In times of crisis, such as what is happening around the world with COVID-19, anxiety, fear, sadness, anger and frustration are normal reactions. We need to be kind to ourselves and accept that these emotions will happen. Anxiety and fear are a perfectly natural response and we are not alone in experiencing these emotions.
There are things that you can do to help overcome your personal stress; focusing on what you can control, reaching out to help others. This is not only good for our own mental health but can allow our wider circle of friends, family and community to benefit too.

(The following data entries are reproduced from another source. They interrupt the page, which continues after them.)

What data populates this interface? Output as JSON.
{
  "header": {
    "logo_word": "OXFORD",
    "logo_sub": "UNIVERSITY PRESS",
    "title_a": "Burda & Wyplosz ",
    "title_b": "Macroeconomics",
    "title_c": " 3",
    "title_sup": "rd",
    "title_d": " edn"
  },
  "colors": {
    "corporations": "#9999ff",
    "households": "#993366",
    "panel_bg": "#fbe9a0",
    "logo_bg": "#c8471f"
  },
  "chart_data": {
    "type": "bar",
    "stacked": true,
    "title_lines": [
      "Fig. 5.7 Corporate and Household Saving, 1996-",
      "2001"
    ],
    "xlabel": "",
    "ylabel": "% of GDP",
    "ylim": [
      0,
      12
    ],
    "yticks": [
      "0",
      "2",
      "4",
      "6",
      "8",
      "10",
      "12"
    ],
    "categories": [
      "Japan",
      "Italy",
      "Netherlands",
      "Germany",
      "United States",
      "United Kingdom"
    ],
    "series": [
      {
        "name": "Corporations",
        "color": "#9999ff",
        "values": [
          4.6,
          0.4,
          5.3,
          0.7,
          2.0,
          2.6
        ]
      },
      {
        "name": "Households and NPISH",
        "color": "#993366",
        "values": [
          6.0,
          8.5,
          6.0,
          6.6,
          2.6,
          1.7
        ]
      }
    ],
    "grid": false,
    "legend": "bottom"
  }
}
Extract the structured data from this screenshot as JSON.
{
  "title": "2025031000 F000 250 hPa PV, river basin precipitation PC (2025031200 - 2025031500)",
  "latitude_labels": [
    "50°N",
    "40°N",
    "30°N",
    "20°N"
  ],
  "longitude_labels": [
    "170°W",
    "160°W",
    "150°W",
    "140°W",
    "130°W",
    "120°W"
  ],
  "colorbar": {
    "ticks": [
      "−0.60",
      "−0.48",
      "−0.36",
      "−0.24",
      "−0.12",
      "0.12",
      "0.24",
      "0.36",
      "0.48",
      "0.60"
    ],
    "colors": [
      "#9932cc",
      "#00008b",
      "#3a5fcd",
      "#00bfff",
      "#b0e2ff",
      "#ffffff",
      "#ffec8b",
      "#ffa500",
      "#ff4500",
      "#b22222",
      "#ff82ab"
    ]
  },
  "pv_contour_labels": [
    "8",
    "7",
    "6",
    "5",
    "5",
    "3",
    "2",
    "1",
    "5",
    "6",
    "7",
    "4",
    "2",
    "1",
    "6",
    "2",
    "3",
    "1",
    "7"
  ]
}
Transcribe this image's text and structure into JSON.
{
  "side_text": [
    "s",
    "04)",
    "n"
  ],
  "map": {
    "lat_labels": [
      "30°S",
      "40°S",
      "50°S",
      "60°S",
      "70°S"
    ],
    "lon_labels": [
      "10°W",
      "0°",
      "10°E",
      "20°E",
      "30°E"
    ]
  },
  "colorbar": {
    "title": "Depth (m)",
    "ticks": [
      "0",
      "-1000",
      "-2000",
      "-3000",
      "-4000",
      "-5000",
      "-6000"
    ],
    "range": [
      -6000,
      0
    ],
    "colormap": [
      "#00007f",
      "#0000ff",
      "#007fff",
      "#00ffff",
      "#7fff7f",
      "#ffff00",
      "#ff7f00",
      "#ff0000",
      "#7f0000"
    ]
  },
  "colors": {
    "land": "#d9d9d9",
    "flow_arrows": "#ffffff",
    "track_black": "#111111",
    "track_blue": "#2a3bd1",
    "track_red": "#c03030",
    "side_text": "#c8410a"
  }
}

Our current situation is unpredictable, new and uncertain, all the ingredients that can lead to negative thoughts and ultimately anxiety. Always remember that this is perfectly normal. Give yourself time to adjust and accept the situation we find yourselves in.
There are many ways and means of making this new temporary way of life more acceptable and encouraging a health mental health regime. You might even find that you form new healthy habits that will remain with you long after this period has passed.
• Reach out to family and friends and colleagues. If you live alone, reach out and create regular online calls.
• Control what you can in your home environment. Ensure you have sensible supplies of what you need for now. Establish a coordinated family plan if you are now isolating with partners and children. Look at ways to ensure you stay physically healthy and maintain fitness where you can.
• Take care in the morning. For many people, anxiety can often be worse in the mornings. Just take it a step at a time. Know that these feelings will pass as you start to focus on what you would like to achieve throughout the day.
• Be mindful of your media consumption. Consider the sources of the information you are absorbing. Reduce the number of news alerts you are receiving daily on your phone. Bombarding your mind with bad news constantly will heighten any feelings of anxiety and fear.
• Routine is your friend. Keep to a routine if you can: good sleep patterns, healthy diet, create work/home boundaries if possible, consider practicing meditation. Use your time to exercise and stimulate all your feel-good neurotransmitters. Try to have some time offline each day and turn your phone off.
• Avoid the excessive use of unhealthy coping strategies, such as drugs and alcohol and food.
• If you now have your children at home throughout the day, understand that this is a huge change for them also and they will want to be around and close to you. Everyone understands that there is now a ‘new normal’, and if you are having a meeting with a child by your side, this is OK. We are all adapting to the changing aspects of how we work.
• If you are now spending more time with your partner take the time to talk honestly about what you both need so that boundaries can be agreed. Understanding that it is very natural to want some time to yourself in the day to walk, exercise or just sit in the garden.
• Share any positive stories you hear about. People who have recovered from COVID-19/ or stories about how people are helping others. Remembering that we will all be able to go back to meeting up with friends and family, going to the gym, eating in restaurants.
• Employing a sympathetic response – “I would like to help you/How could I help? Or “I wonder how this situation is making X feel’? This is generally considered to be the most effective coping strategy for an individual’s own mental health. When helping others we help ourselves. Whilst always abiding by the regulations of social distancing and isolation.
But for now, try to focus on now what you can control, the slower pace you have never had to experience before. Books you have not had the chance to read, films you have not yet watched, music you have not yet discovered, recipes you have not experimented with, the many new ways of exercising, conversations you have not had time to have. Open the window, sit on the balcony, walk in the garden.
Slower activities can be challenging for many of us in the fast-paced world we have become accustomed to, but maybe over these next few months this is our time to incorporate it into our lives.